私はすぐにポーションを持って走った。そして傷だらけの冒険者を見ると、なんと魔法学校の同級生で、私をいじめていた坊主頭たちだった。彼らは泣きながら、
「つ、強すぎる……」
「魔物がやばくなってる……」
「虫だ……虫が魔力を吸い取りやがった!」
とわめきながら、ばたっと気絶した。
あ……まに合わなかったか。
だが、後からでも傷口は塞げる。私はポーションを使って彼らを治療した。
きらきらと青色の癒しが光り輝く。
すると街じゅうの人々から歓声がわく。
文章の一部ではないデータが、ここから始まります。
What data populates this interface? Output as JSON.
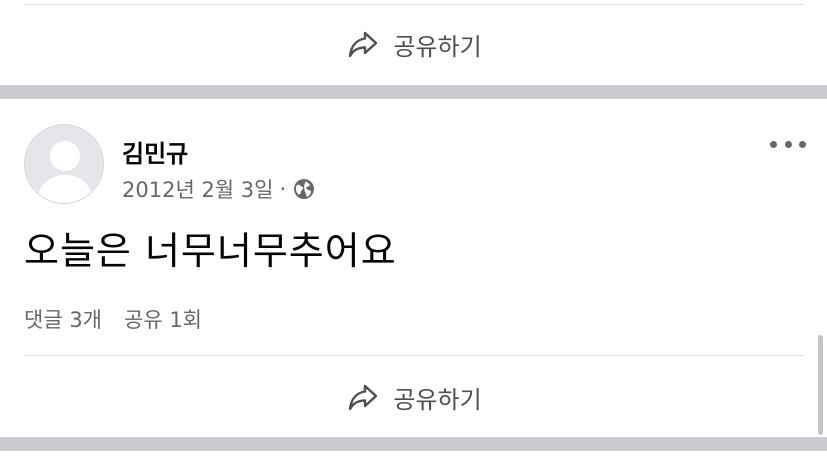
{
  "previous_post": {
    "share_label": "공유하기"
  },
  "post": {
    "author": {
      "name": "김민규"
    },
    "date": "2012년 2월 3일",
    "separator": "·",
    "privacy_icon": "globe-icon",
    "more_icon": "more-options-icon",
    "text": "오늘은 너무너무추어요",
    "stats": {
      "comments": "댓글 3개",
      "shares": "공유 1회"
    },
    "share_label": "공유하기"
  },
  "colors": {
    "section_gap": "#c9ccd1",
    "divider": "#dadde1",
    "secondary_text": "#65676b",
    "action_text": "#4b4f56"
  }
}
と同時に、恐怖におびえる声も聞こえてきた。
「魔物が街を襲ってきたらどうしよう!?」
「うわぁぁ! 終わりだ……終わりだぁぁ!」
しかし、すぐにこんな声も聞こえてきた。
「心配するな! Aランク冒険者様が魔物を退治してくれるはずだ!」
「おお! ベルナルドさんちの息子のことだろ?」
「丘の豪邸に住んでるらしいぞ」
「ロイ様がフィルワームに行かれたあと、ベルナルドさんがこの街で一番の金持ちになったなぁ」
「うむ、きっと英雄ジャス様が帰還されるだろう!」
英雄か……。
やっぱりジャスは、もうAランク冒険者になっているみたい。
だけど、私と結婚してくれないのは、なぜ?
嫌われてしまったのだろうか?
ジャスが、もう私の手に届かないところまで、行ってしまった気がする。
「……はぁ」
ため息が漏れてしまう、ジャスのことを考えると、頭がおかしくなりそうだ。
ん? ふと気づくと、私のそばで意識を取り戻した坊主頭が、わっと私に抱きつこうとする。
「ありがとうルイーズ! 好きだぁぁ!」
げ……と思いながら、さっとかわし、私は急いで走り出した。
背後で、あぜんとする坊主頭の顔が、安易に想像できる。
家に帰った私は、すぐにメイドのララーナに話しかけた。
「お父様は?」
しかし、返ってきた答えは、いいえ。
魔物が強くなっている状況のなか、父は貿易のため森の方にある街に向かって、旅をしているのだ。
無事に返ってきてくれるといいけど……。
胸の前で両手の指を組み、私は神に祈るのだった。